Ha degenerado en una guerra de guerrillas, regida por las leyes de la selva y del hampa

Pues bien, nada de esto sucede en el caso de los transportistas, en el que la sedicente huelga se lleva a cabo por empresarios o, mayoritariamente, por profesionales autónomos, que quedan situados al margen del artículo 28 de la Constitución: en el primer supuesto, se trataría de un cierre patronal; en el segundo, de autopatronos o de profesionales, que, aunque en sentido amplio sean trabajadores, no son trabajadores por cuenta ajena ligados por un contrato de trabajo retribuido.

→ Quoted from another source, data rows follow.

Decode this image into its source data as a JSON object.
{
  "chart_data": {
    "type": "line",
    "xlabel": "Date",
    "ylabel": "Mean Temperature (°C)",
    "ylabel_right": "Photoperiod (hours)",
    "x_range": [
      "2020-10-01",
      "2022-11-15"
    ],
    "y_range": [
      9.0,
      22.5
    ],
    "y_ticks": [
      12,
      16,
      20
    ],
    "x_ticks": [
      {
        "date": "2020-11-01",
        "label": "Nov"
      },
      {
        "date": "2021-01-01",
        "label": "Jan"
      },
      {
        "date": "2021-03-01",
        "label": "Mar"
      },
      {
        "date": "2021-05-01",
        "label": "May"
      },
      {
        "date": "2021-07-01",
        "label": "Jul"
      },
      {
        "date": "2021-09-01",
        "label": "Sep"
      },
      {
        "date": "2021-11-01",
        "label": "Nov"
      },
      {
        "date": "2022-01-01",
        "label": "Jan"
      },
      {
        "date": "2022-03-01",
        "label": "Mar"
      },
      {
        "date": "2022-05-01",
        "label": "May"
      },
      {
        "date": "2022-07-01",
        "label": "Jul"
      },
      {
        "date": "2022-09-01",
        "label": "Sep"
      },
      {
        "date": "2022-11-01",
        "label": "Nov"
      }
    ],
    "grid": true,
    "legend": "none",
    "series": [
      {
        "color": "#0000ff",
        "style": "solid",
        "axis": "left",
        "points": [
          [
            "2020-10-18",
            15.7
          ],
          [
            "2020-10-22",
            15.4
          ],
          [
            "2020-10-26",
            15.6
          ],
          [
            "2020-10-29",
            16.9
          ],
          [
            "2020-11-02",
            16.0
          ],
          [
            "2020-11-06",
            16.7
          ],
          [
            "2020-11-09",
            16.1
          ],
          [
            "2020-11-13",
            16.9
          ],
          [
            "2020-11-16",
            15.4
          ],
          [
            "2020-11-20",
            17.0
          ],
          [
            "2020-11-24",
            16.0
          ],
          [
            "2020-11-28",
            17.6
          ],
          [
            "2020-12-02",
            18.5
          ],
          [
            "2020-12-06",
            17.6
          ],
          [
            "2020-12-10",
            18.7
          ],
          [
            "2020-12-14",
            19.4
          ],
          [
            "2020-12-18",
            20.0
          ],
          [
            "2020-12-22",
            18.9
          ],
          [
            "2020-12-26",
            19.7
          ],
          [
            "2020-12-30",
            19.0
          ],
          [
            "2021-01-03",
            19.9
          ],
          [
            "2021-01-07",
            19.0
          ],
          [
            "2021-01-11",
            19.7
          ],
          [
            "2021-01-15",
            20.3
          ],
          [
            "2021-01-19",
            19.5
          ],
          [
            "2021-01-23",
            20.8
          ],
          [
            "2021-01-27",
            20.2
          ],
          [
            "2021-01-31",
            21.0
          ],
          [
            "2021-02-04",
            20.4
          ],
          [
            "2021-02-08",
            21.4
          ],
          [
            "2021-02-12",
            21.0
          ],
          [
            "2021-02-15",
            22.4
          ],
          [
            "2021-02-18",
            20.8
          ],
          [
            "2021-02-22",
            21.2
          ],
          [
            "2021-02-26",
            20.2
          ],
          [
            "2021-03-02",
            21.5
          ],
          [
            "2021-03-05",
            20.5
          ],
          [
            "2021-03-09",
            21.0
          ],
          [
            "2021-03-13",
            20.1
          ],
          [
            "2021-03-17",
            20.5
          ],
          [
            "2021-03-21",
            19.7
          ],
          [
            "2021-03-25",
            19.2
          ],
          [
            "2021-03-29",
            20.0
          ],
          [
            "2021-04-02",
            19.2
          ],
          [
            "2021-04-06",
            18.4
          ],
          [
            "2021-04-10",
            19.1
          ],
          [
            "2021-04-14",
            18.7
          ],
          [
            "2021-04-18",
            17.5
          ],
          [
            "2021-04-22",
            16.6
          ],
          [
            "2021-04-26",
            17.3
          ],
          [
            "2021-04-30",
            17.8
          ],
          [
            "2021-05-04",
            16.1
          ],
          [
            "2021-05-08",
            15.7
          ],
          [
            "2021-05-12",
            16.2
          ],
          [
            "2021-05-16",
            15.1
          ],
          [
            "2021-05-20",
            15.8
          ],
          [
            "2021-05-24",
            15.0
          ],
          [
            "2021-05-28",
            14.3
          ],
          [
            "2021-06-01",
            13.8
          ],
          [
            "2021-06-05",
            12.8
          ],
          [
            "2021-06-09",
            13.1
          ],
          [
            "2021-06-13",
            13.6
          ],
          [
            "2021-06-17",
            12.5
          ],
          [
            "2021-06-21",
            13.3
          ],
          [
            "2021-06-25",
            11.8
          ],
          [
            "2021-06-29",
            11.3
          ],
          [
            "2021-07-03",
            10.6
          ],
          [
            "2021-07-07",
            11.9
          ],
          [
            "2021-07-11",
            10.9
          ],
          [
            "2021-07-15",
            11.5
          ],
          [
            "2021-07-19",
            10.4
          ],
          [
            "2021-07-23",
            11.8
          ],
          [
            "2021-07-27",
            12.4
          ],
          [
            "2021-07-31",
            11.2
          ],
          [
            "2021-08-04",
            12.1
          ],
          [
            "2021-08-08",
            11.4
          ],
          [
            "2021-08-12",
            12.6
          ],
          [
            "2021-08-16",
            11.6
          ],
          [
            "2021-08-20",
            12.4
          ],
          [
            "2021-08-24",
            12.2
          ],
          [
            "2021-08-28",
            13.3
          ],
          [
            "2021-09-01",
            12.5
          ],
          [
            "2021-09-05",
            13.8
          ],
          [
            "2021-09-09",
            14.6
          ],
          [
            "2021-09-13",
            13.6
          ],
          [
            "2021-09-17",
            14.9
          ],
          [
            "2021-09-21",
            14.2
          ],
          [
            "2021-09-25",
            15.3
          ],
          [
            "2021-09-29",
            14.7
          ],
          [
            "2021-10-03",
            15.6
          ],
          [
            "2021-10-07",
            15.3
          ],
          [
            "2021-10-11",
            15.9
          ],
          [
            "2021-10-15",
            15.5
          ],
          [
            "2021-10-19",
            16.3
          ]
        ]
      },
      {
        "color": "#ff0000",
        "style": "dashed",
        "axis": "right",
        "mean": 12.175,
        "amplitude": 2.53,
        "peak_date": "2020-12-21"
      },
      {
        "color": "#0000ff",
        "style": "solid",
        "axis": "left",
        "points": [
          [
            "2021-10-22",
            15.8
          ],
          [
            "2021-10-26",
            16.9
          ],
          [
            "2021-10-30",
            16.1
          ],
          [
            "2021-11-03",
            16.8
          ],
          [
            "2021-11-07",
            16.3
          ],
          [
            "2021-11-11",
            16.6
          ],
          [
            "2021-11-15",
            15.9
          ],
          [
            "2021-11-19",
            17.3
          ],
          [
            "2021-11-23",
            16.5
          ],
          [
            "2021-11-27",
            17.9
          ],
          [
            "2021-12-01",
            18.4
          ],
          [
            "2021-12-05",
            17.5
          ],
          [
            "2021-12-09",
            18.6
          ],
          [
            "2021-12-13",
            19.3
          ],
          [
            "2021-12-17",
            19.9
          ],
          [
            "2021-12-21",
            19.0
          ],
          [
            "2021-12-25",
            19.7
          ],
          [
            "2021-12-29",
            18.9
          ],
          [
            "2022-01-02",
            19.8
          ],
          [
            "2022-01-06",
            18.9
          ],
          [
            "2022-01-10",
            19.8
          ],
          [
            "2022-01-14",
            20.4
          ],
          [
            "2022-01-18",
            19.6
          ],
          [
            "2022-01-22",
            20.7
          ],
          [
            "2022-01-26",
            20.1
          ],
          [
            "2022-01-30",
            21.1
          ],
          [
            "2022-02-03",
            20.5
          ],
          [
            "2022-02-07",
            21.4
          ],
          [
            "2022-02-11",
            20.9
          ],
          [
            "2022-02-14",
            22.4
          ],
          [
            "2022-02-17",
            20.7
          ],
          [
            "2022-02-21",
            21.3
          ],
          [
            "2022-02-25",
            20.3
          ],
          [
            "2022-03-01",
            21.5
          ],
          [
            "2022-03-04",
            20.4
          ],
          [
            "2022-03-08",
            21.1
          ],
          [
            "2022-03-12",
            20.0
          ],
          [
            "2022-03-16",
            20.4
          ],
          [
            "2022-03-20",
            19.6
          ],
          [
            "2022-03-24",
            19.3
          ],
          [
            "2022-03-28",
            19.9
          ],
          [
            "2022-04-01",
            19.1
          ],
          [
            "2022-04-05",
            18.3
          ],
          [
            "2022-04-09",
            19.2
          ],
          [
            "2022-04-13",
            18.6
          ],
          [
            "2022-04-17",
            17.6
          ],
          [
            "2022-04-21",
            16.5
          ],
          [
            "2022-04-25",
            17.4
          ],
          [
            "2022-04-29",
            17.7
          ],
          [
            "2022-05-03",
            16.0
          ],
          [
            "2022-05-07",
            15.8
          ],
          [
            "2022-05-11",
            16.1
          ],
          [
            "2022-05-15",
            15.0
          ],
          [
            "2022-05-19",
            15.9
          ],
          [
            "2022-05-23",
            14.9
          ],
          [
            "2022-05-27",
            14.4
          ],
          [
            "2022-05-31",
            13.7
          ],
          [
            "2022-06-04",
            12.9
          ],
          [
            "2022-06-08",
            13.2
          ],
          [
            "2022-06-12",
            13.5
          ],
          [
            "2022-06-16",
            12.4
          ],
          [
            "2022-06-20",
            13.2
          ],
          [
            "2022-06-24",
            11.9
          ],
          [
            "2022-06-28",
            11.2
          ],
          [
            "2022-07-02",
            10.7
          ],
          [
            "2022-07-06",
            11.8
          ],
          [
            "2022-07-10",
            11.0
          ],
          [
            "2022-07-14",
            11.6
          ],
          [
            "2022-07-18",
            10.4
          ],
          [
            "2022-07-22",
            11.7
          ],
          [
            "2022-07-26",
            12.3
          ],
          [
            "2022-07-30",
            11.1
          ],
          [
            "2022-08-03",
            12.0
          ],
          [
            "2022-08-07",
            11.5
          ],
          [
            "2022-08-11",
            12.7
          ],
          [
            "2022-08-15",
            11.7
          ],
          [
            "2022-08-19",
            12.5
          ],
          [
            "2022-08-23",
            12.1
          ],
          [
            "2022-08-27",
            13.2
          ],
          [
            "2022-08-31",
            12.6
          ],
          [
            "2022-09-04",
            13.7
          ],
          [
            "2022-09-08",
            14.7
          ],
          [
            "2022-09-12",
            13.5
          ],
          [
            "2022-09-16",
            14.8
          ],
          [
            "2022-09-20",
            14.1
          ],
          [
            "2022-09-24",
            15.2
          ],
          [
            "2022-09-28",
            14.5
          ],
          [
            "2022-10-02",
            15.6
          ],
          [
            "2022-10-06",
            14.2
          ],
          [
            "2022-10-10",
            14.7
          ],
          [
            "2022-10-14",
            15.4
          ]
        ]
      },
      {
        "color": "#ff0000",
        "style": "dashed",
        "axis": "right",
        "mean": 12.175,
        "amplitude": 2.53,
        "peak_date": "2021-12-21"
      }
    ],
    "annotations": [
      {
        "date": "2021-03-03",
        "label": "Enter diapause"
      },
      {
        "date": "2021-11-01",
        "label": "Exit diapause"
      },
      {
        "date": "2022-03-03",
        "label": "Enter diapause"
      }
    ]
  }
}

En cualquier caso, la cesación en su actividad de este tipo de personas deberá arrostrar las responsabilidades que pudieran derivarse de las perturbaciones que ocasionen cuando se trate de actividades de interés público sometidas a un régimen jurídico-administrativo especial; y, por su parte, el Estado (Gobierno central o Comunidades Autónomas) está legitimado para adoptar las medidas pertinentes, como fijar unos servicios mínimos o garantizar que los transportistas que quieran prestar el servicio puedan hacerlo.

La sorprendente pasividad inicial de los poderes públicos frente a las intolerables medidas de presión adoptadas por los transportistas sólo puede ser entendida por una mezcla de confusión jurídica sobre el concepto de huelga y del consabido terror paralizante que asalta al gobernante cuando se ve obligado a reprimir las actuaciones de colectivos particularmente beligerantes. El problema que plantea tal pasividad es que siempre acaba propiciando una escalada en las medidas de los manifestantes y que en este caso ha degenerado en una auténtica guerra de guerrillas, regida por las leyes de la selva y del hampa, en el seno de la cual se han llegado a realizar innumerables delitos contra derechos colectivos e individuales: desde delitos relativos al ejercicio de los derechos fundamentales y libertades públicas (como manifestaciones ilícitas, atentados, resistencia y desobediencia a la autoridad o desórdenes públicos) hasta delitos contra la seguridad del tráfico, daños, amenazas, coacciones, detenciones ilegales, lesiones e incluso tentativa de asesinato utilizando el incendio como medio alevoso.

De la educación primaria debería salirse ya, al menos, con dos ideas claras: la primera, que el monopolio de la fuerza pertenece al Estado; la segunda, que la existencia de un móvil legítimo en el obrar es completamente irrelevante para justificar injerencias en la esfera de derechos ajenos y que, cuando tales injerencias se convierten en delitos, dicho móvil ni siquiera puede servir de atenuante.